ROBERT SIEGEL, host:
Despite the sluggish economy, some major U.S. corporations are making solid profits this year. These companies share at least one thing - they are finding their success abroad.
Chicago Public Radio's Adriene Hill has that story.
ADRIENE HILL: Listen in on the recent earnings report conference calls of major companies and you'll notice a couple of things: number one, big profits; and number two, a jump in international sales.
Unidentified Man #1: We're pleased to report that our solid business performance continues, and every area of the world is contributing to our growth.
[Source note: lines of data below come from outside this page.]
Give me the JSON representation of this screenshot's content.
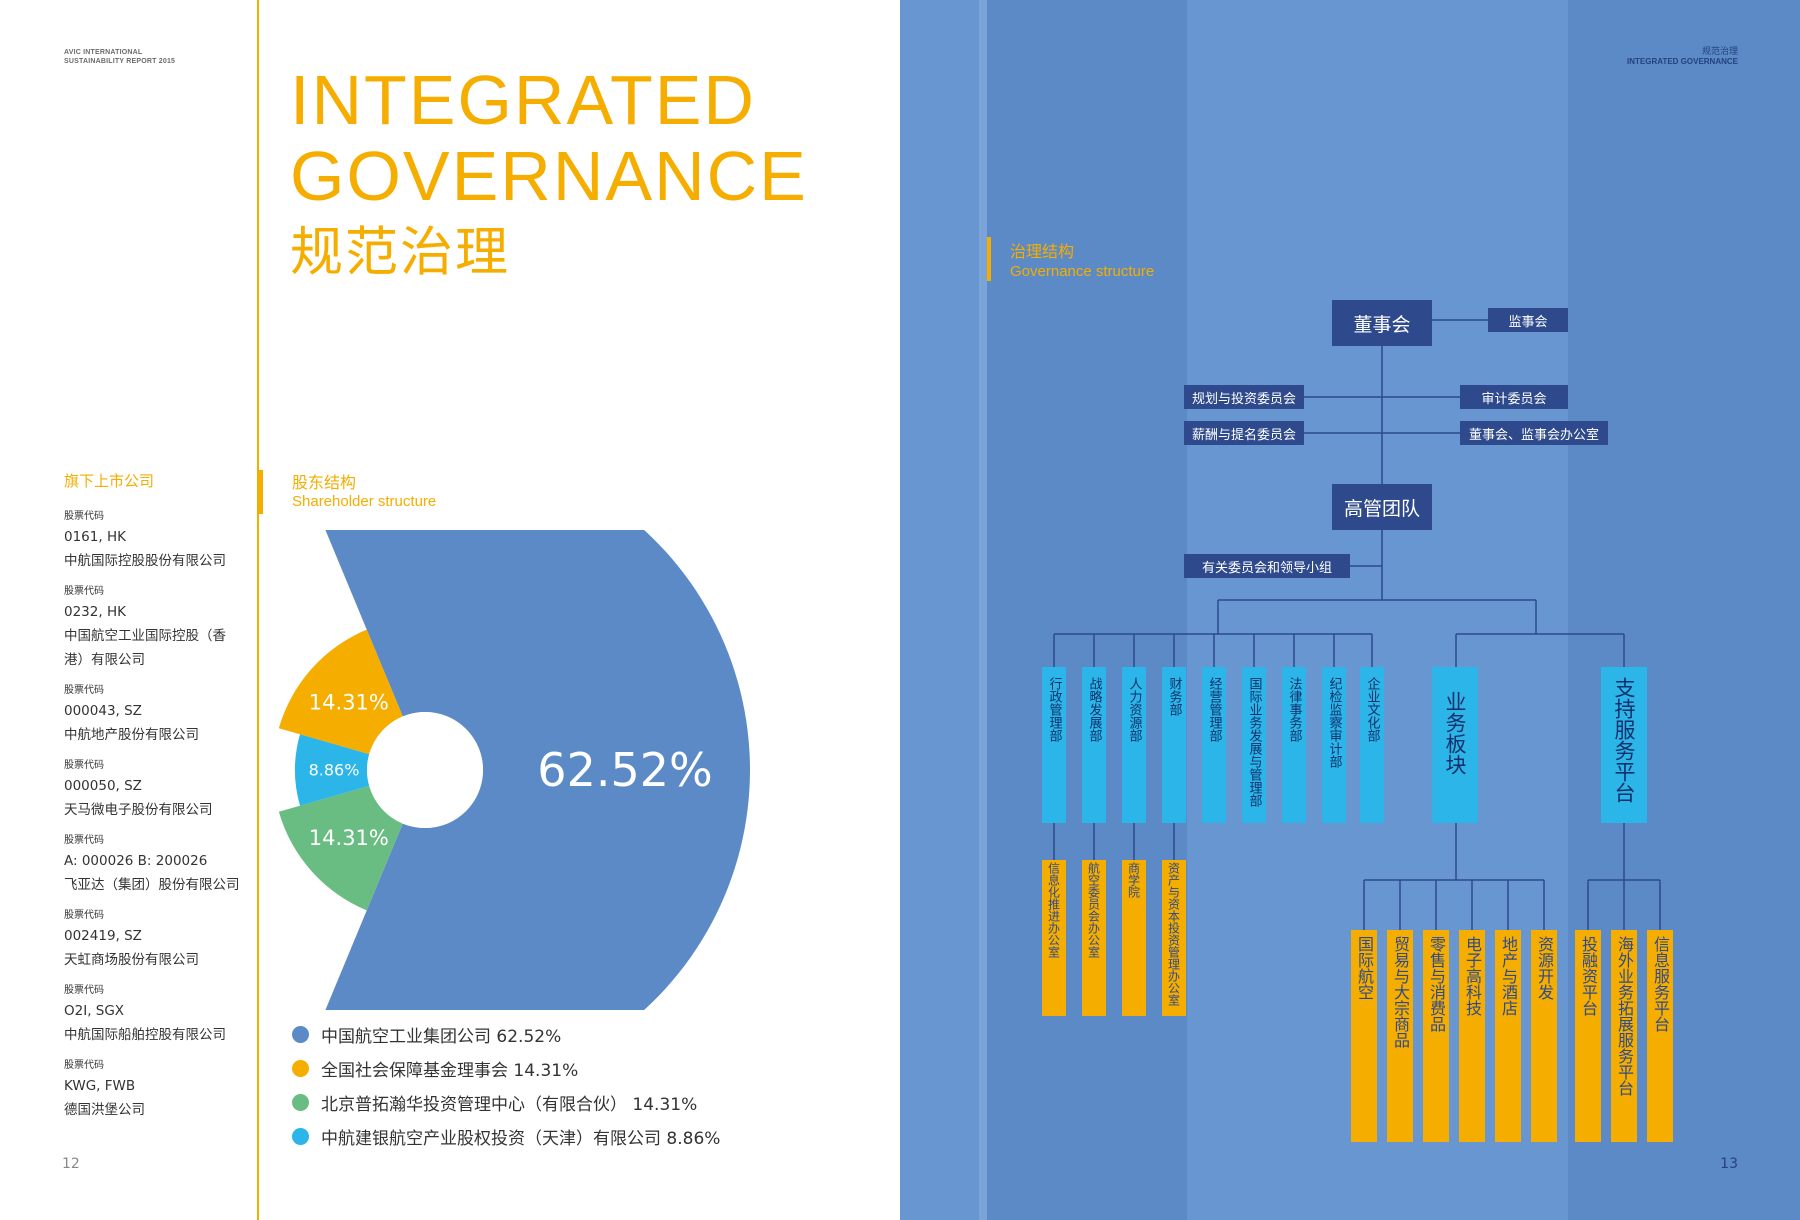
{
  "left_page": {
    "report_header": {
      "line1": "AVIC INTERNATIONAL",
      "line2": "SUSTAINABILITY REPORT 2015"
    },
    "title": {
      "en_line1": "INTEGRATED",
      "en_line2": "GOVERNANCE",
      "zh": "规范治理"
    },
    "listed_companies": {
      "heading": "旗下上市公司",
      "items": [
        {
          "label": "股票代码",
          "code": "0161, HK",
          "name": "中航国际控股股份有限公司"
        },
        {
          "label": "股票代码",
          "code": "0232, HK",
          "name": "中国航空工业国际控股（香港）有限公司"
        },
        {
          "label": "股票代码",
          "code": "000043, SZ",
          "name": "中航地产股份有限公司"
        },
        {
          "label": "股票代码",
          "code": "000050, SZ",
          "name": "天马微电子股份有限公司"
        },
        {
          "label": "股票代码",
          "code": "A: 000026  B: 200026",
          "name": "飞亚达（集团）股份有限公司"
        },
        {
          "label": "股票代码",
          "code": "002419, SZ",
          "name": "天虹商场股份有限公司"
        },
        {
          "label": "股票代码",
          "code": "O2I, SGX",
          "name": "中航国际船舶控股有限公司"
        },
        {
          "label": "股票代码",
          "code": "KWG, FWB",
          "name": "德国洪堡公司"
        }
      ]
    },
    "shareholder_section": {
      "zh": "股东结构",
      "en": "Shareholder structure"
    },
    "page_number": "12"
  },
  "chart_data": {
    "type": "pie",
    "title": "股东结构 Shareholder structure",
    "labels": [
      "中国航空工业集团公司",
      "全国社会保障基金理事会",
      "北京普拓瀚华投资管理中心（有限合伙）",
      "中航建银航空产业股权投资（天津）有限公司"
    ],
    "values": [
      62.52,
      14.31,
      14.31,
      8.86
    ],
    "value_labels": [
      "62.52%",
      "14.31%",
      "14.31%",
      "8.86%"
    ],
    "colors": [
      "#5b8ac6",
      "#f5ad00",
      "#6abd82",
      "#2cb5e8"
    ],
    "legend": [
      {
        "text": "中国航空工业集团公司 62.52%",
        "color": "#5b8ac6"
      },
      {
        "text": "全国社会保障基金理事会 14.31%",
        "color": "#f5ad00"
      },
      {
        "text": "北京普拓瀚华投资管理中心（有限合伙） 14.31%",
        "color": "#6abd82"
      },
      {
        "text": "中航建银航空产业股权投资（天津）有限公司 8.86%",
        "color": "#2cb5e8"
      }
    ],
    "legend_position": "bottom"
  },
  "right_page": {
    "header": {
      "zh": "规范治理",
      "en": "INTEGRATED GOVERNANCE"
    },
    "section": {
      "zh": "治理结构",
      "en": "Governance structure"
    },
    "org": {
      "board": "董事会",
      "supervisory": "监事会",
      "committees_left": [
        "规划与投资委员会",
        "薪酬与提名委员会"
      ],
      "committees_right": [
        "审计委员会",
        "董事会、监事会办公室"
      ],
      "management": "高管团队",
      "leading_groups": "有关委员会和领导小组",
      "departments": [
        "行政管理部",
        "战略发展部",
        "人力资源部",
        "财务部",
        "经营管理部",
        "国际业务发展与管理部",
        "法律事务部",
        "纪检监察审计部",
        "企业文化部"
      ],
      "business_segment": "业务板块",
      "support_platform": "支持服务平台",
      "sub_offices": [
        "信息化推进办公室",
        "航空委员会办公室",
        "商学院",
        "资产与资本投资管理办公室"
      ],
      "business_units": [
        "国际航空",
        "贸易与大宗商品",
        "零售与消费品",
        "电子高科技",
        "地产与酒店",
        "资源开发"
      ],
      "support_units": [
        "投融资平台",
        "海外业务拓展服务平台",
        "信息服务平台"
      ]
    },
    "page_number": "13"
  }
}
Unidentified Man #2: Despite all the headwinds and obstacles, commodities and the U.S. economy threw at us, the fact is that we still make our numbers and delivered the bacon.
Unidentified Man #3: In the international segment, revenue grew 47 percent to $1.89 billion.
HILL: Those were conference calls from McDonald's, 3M and Amazon. They are just a few of the domestic companies that sell products overseas and are doing very well this year, in spite of the troubled economic situation in the U.S. For some, the weak dollar has been a good thing. Why? Well, imagine that you own a hypothetical widget factory.
(Soundbite of construction equipment at work)
HILL: Everyday, you build widgets at your factory in the U.S. You pay your employees in dollars, you buy your raw materials domestically, and you sell your widgets in Europe.
Professor JOHN HUIZINGA (Economics, University of Chicago): Now, suppose the dollar depreciates, and instead of $1 to the euro, suppose it's $2 to the euro.
HILL: That's John Huizinga at the University of Chicago's Graduate School of Business.
Prof. HUIZINGA: The price to Europeans went from 2 euros down to one. They think in euros so to them, wow, I can now buy those widgets at half the price I used to.
HILL: So when the dollar declines, you, the widget tycoon, make more money. It's a good time for companies to have an international reach. Again, Huizinga.
Prof. HUIZINGA: It's easier to expand your sales when you've already established a footprint in a foreign country. But there will be new companies that haven't ever exported before that can now turn into exporters.
HILL: The weak dollar means good business for companies like Amazon. It announced a 47 percent increase in international sales in the second quarter. Pharmaceutical companies like Pfizer and Abbott saw better-than-expected results, buoyed by overseas sales.
But it's not all about the weak dollar. These days, there are more foreign consumers with more money to spend. Construction equipment and engine maker Caterpillar reported record sales in revenues this week - it's best quarter in 80 years.
Company spokesman Jim Dugan says there are a couple of reasons it did so well. The company benefits from high commodity prices, and also...
Mr. JIM DUGAN (Spokesman, Caterpillar): Strong growth in emerging markets in Latin America, across Asia Pacific as well as in the Middle East.
HILL: Caterpillar's geographic sales mix is shifting. Sales outside North America increased 30 percent from a year ago. Exports to China have jumped 200 percent in the last five years. Dugan says that has an impact here at home.
Mr. DUGAN: A big part of the increase in employment in the United States for Caterpillar is related to trade.
HILL: Caterpillar has upped its expectations for the year, so had many other domestic corporations, as their overseas sales strategies - many of them put in place years ago - are looking better and better. Those sales are giving the sagging U.S. economy a little lift.
For NPR News, I'm Adriene Hill in Chicago.